In recent weeks, companies developing cell-based fish and shellfish have been drawing attention as they tout their offerings and expand their businesses globally. San Diego-based BlueNalu will introduce lab-made finfish to Europe through a collaboration announced in September with British frozen food distributor Nomad Foods.
The same month, Hong Kong-based Avant Meats inked a deal with Singapore’s Bioprocessing Technology Institute to improve the economics of its cultivated fish production.
In June, Wildtype opened a tasting room adjacent to its San Francisco pilot plant, where it has been offering bites of lab-grown, sushi-grade salmon.
These moves reflect a growing interest in alternative, biotech-derived fish. The need for sustainability has brought them to the fore: Of all the seafood consumed in the world, about half is raised in aquaculture and the other half is wild caught.
Some species of wild-caught fish may contain mercury, microplastics and pollutants from environmental contamination; stocks are being depleted by the impact of climate change on ecosystems and overfishing. The harvest of wild-caught seafood cannot be increased sustainably, and yet the global population and its demand for protein continue to grow.
“So, we’ve got to come up with a lot of different ways to address these challenges,” says Kevan Main, associate vice president for research at Mote Marine Laboratory and Aquarium in Sarasota, Florida. “I believe that cell-based seafood is going to be one of those opportunities.”
Of the companies exhibiting various prototypes or scaling up production, BlueNalu is among the closest to market. In addition to its partnership with Nomad Foods, BlueNalu has partnered with Mitsubishi in Japan, seafood producer Thai Union in Thailand, and wellness food company Pulmuone in South Korea to develop market strategies in Asia for BlueNalu’s products.
Cell-based seafood – derived from commonly consumed fish (for example, salmon and tuna) or shellfish (for example, crustaceans such as shrimp and crab) – is also known as cultured, cellular or in-vitro seafood. It is derived from the tissue of an aquatic species, but has never been part of a live, swimming animal.
The flesh is made in the laboratory by harvesting cells from a small number of donor fish or shellfish and culturing them in a bioreactor. For three-dimensional tissues like fillets, an edible, biocompatible scaffold is needed to provide structure for cell growth and maturation.
The resulting lab-made meat, a mix of mostly muscle and fat cells, tastes similar to the live-caught version, but has none of the animal ‘waste’: no bones, no scales, no eyeballs.
The strategy has already been applied to and commercialised in the in vitro culture of other kinds of meat, including beef, chicken and pork. Indeed, dozens of companies are developing cell-based terrestrial meat and a few of them have racked up over a hundred million dollars each in venture capital. Chicken developed by Eat Just became the first cultured meat to reach the market when Singapore’s regulators in December 2020 approved its sale.

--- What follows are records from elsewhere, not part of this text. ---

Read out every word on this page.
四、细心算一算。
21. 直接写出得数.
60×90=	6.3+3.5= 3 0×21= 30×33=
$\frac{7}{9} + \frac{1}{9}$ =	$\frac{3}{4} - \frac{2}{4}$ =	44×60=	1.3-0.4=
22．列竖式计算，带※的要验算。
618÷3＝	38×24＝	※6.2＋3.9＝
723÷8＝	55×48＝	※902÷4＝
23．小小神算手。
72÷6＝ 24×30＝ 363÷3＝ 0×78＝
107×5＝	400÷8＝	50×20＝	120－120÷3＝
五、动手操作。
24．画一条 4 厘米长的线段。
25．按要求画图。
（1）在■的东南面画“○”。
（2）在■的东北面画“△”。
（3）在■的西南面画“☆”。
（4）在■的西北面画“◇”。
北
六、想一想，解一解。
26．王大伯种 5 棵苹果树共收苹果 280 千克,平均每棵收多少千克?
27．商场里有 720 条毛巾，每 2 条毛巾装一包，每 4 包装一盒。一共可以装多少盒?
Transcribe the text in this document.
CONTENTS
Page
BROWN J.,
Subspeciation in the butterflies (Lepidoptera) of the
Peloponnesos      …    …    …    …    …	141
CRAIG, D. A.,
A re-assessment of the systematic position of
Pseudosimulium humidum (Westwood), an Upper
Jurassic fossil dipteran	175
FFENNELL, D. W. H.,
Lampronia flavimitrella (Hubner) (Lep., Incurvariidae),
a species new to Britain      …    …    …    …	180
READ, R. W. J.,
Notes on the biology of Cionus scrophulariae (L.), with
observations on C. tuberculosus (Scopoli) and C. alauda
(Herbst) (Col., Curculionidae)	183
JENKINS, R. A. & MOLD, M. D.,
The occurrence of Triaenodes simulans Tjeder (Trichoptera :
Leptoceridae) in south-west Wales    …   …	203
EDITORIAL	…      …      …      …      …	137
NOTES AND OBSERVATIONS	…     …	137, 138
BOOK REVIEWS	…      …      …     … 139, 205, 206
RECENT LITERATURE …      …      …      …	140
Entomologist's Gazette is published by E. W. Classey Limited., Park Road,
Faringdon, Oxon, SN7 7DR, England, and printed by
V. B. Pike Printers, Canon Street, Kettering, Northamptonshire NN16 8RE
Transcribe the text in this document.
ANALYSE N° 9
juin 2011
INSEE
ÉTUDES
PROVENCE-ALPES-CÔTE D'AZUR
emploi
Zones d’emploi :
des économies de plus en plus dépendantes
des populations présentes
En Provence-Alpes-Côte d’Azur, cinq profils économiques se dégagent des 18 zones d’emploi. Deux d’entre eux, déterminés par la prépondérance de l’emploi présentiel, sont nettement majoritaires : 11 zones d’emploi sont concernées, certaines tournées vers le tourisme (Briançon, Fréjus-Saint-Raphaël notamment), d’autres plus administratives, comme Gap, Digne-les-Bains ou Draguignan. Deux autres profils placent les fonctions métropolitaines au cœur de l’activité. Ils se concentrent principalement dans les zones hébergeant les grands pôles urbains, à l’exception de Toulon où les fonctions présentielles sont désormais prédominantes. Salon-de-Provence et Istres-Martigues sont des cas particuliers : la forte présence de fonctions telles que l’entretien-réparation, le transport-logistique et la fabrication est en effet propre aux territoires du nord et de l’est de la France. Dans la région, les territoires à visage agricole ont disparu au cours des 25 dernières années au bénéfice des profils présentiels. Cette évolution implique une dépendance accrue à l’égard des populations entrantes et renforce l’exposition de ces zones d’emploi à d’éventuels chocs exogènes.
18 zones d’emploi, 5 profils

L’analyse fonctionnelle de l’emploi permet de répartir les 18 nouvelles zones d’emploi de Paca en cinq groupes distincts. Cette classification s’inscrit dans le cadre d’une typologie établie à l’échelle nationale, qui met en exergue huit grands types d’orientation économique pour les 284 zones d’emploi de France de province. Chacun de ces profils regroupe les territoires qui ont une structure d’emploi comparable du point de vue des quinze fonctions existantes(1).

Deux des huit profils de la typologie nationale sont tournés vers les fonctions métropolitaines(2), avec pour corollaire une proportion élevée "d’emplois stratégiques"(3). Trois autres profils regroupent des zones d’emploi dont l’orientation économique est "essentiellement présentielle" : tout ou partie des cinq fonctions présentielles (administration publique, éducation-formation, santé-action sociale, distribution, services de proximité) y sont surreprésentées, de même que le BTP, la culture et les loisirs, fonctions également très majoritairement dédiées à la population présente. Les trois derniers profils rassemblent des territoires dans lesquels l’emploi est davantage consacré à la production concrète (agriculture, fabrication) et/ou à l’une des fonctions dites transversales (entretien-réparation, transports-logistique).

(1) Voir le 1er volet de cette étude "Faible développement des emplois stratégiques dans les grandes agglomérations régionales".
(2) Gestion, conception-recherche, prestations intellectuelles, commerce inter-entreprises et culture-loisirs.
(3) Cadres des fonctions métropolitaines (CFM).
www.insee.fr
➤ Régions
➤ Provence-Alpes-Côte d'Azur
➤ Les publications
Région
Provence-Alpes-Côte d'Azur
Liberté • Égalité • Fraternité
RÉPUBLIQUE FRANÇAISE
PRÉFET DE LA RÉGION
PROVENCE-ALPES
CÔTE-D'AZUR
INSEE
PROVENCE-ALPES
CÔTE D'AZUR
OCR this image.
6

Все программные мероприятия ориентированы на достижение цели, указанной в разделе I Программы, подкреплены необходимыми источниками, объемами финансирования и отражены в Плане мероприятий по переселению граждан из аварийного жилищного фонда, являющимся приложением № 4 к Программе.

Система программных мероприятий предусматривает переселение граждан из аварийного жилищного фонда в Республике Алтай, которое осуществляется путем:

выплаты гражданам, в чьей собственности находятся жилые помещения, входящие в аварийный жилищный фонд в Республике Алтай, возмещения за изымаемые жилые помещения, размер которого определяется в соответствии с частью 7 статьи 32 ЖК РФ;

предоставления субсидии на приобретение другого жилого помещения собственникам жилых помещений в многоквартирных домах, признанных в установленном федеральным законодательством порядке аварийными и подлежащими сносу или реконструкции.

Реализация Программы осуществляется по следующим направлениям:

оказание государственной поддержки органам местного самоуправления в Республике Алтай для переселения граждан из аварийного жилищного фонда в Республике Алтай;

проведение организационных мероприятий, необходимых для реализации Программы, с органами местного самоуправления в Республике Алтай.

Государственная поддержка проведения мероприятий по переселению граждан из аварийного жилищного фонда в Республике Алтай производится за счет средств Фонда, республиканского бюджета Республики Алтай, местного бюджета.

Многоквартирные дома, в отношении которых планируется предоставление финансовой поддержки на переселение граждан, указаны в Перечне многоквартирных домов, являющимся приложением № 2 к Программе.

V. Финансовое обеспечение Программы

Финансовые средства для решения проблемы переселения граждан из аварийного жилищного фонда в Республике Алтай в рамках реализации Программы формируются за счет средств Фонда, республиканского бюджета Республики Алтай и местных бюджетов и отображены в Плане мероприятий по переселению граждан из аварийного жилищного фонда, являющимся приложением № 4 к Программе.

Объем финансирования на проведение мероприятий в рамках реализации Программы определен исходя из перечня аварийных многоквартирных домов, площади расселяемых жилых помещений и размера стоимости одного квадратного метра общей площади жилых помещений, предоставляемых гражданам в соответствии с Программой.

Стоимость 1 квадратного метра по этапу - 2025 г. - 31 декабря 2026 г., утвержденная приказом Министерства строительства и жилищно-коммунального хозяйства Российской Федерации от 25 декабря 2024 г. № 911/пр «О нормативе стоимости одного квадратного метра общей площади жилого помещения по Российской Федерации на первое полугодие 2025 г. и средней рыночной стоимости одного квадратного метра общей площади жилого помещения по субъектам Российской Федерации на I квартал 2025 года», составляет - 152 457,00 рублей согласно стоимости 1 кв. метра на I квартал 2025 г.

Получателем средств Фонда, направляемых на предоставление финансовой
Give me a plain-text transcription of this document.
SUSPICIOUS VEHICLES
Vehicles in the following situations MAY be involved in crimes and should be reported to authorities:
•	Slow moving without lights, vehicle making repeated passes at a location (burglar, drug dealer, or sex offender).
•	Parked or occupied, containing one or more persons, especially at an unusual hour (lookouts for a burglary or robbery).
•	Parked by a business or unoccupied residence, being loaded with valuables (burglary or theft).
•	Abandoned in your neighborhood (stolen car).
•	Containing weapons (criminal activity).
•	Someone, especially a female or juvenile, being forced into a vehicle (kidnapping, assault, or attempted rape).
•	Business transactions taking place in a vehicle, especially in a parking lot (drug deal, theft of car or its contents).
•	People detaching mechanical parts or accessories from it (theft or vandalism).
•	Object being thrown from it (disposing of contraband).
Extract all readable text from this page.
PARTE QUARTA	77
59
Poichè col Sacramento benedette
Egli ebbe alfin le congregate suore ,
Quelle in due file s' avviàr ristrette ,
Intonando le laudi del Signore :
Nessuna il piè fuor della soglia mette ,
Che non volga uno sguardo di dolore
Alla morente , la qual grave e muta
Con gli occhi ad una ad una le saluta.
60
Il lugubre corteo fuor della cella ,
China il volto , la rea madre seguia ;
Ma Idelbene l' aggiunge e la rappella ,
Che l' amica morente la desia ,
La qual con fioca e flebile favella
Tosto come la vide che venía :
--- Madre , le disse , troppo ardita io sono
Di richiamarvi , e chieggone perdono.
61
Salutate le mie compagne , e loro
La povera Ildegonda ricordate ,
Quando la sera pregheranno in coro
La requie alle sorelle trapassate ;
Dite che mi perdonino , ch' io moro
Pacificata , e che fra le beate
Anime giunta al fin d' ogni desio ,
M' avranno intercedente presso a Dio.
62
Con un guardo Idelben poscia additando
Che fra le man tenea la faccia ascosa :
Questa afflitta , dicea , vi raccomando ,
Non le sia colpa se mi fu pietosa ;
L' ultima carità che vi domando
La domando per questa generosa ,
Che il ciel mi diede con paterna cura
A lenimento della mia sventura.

Singapore and other global regulators will likely supervise the in-vitro cultivation of fish using the same criteria and pathways they use for chicken and beef. The United States, however, makes a distinction. Both the US Department of Agriculture (USDA) and the Food and Drug Administration (FDA) oversee cultivated terrestrial meat, but for cultivated fish, the FDA will have sole jurisdiction. That rule applies to all seafood except catfish, as a result of some political history.
So far, cultured seafood has lagged its terrestrial counterparts. According to the Good Food Institute, which tracks and advocates for the cultured meat industry, there are only about 14 companies in the world developing this kind of seafood.
The gap is, some biologists contend, due to a research bias towards terrestrial species. “It’s amazing to me how far advanced the science is with land-based animals,” says Main at Mote. “I think it’s because it’s easier: they’re right beside you, you can access those resources, and you can see what’s going on really easily. Whereas with seafood, everything’s happening in the water, so you have to first understand how to make things work in that aquatic environment,” she says.
Research on terrestrial meat also benefits from a relatively narrow selection of species. “When we’re talking about chicken, we are talking about one type of product with a specific flavour,” says Reza Ovissipour, an assistant professor at Virginia Tech specialising in food safety and cellular agriculture. Each seafood species, however, has its own flavour, texture, and cell line that requires a unique set of parameters in which to grow.
And developing cell lines from these species can prove elusive. Scientists start by harvesting adult or embryonic stem cells from the species of interest. They then look for cell lines that are self-renewing, stable from generation to generation, and can differentiate into muscle, fat and connective tissue.
The goal is to establish an immortalized cell line that continually regenerates on its own, eliminating the need to go back to the donor species.